Monday, September 21, 2020

We need more women in the C-suite. It won't happen on its own.


Jane Fraser addresses Brazil-US Business Council forum in Washington, DC in March 2019.  Erin Scott/Reuters

Fraser will be the first woman to lead a major US bank.

Her promotion is a symbolic step up for women across industries, and not only in finance. Just 6% of CEOs at S&P 500 companies are women, according to the research and strategy development nonprofit Catalyst.

There's no single, direct path to shattering the proverbial glass ceiling. But one thing's for sure: Women won't wind up in the C-suite by chance. Organizations need to be deliberate about addressing the systemic gender biases that preclude women from advancing in their careers.

Welcome to Gender at Work.

This is a twice-monthly newsletter that takes an expansive look at how your gender identity informs your career. Last week we explored the unique challenges that BIPOC women have faced during the pandemic. This week we're talking about ways to cultivate gender diversity in leadership roles.

We won't promise to cover every single strategy. But we've outlined some of the most pressing below.

Direct women to jobs where they manage profit-and-loss

Among Fraser's previous roles at Citigroup: running the bank's strategy division during the financial crisis and steering the bank's Latin America division through several crises.

It's crucial for women leaders to gain experience that involves managing a business' profit-and-loss. Earlier this year, The Wall Street Journal published an analysis of executives at the biggest public companies and found that men were more likely than women to get these jobs, which directly affect the bottom line. The people who hold these positions are better positioned to eventually be CEO.

The Journal analysis found that women often get funneled into different tracks, like human resources and legal. These functions are important to a business' performance, but typically don't lead to the CEO job.

Be aware of implicit biases

Implicit biases are the unconscious stereotypes or assumptions that people can hold about others. For example, "an effective senior banker is (wrongly) imagined to be aggressive, dominating, transactional," Astrid Jaekel and Elizabeth St-Onge, partners at management consulting firm Oliver Wyman, wrote in The Harvard Business Review in 2016. These characteristics "are stereotypically masculine," they add.

People who hold these assumptions might feel that a woman isn't "management material," simply because they feel more comfortable with the image of a man in charge.

"Firms are more willing to take risks on men. With a woman, she has to prove it first," one senior woman in finance told The Harvard Business Review.

Our colleague Marguerite Ward reported that women and BIPOC often feel the need to change the way they look, act, and speak in order to fit in with the existing workplace culture.


So it's critical for managers to be aware of how those biases can show up. Leadership might provide training sessions on what to look out for and how to establish inclusive hiring and promotion practices. Professional-services firm PwC, for example, is using virtual reality to simulate office scenarios in which employees have to decide who to hire and promote, Business Insider previously reported.

Any company that offers unconscious bias training should hold managers accountable for meeting certain DEI standards, Dr. Janice Gassam Asare wrote for Business Insider.

Hold organizations accountable

Ideally, companies would be intrinsically motivated to develop inclusive hiring and promotion practices. But they aren't always. So it helps to have a little external pressure.

Fraser's promotion to her current role — president of Citigroup and CEO of Global Consumer Banking — happened shortly after the head honchos on Wall Street were called out for their (white) boys' club culture.

At a congressional hearing in April 2019, Democratic Rep. Al Green asked the CEOs of some of the largest banks, including Citigroup, whether they believed that their likely successor would be a woman or a person of color. No one raised their hand.

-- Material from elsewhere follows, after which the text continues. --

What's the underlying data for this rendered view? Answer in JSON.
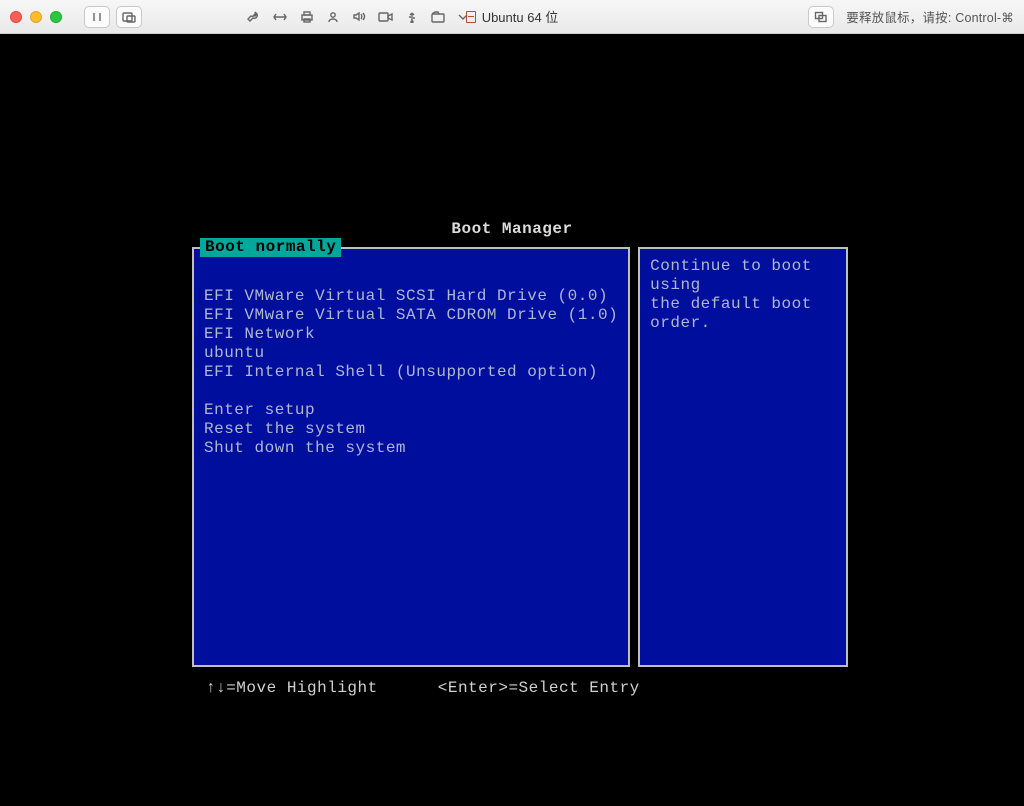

JPMorgan also took action, promoting a record number of women to managing director in April 2019 (26% of the group, or 30 executives, were women).

Focus on the first promotion gap

According to a 2018 McKinsey study, 8% of women in early-tenure jobs are promoted, while 10% of men are.

But that first promotion gap leads to a smaller talent pool of candidates for executive leadership later on. Researchers refer to the lack of promotion opportunities for women, and especially BIPOC women, as the "broken rung."

Facebook COO Sheryl Sandberg said that diversity and inclusion efforts can't be effective if promotion efforts are concentrated at the top.

"A lot of companies' programs and a lot of diversity efforts are focused at the top — how do we develop senior leaders? And that's super-important. But what we also have to focus on is what we call 'the broken rung,' that first broken rung from employee to manager," Sandberg previously told Ward.

Bridging the gender gap that first promotion is a key way to help women reach the C-suite. 

Change needs to happen at home, too

We should note: These are all structural changes organizations can make in order to promote gender diversity in leadership. But women need support networks at home, too, in order to advance professionally.

Axios' Felix Salmon and Erica Pandey reported that Fraser's husband left his job as head of global banking at European bank Dresdner Kleinwort in order to help Fraser advance in her career.

Still, managing work and family was hardly a breeze. Axios reported that Fraser worked part-time at McKinsey while her two kids were young. She'd often do her work in the kitchen at 3 a.m.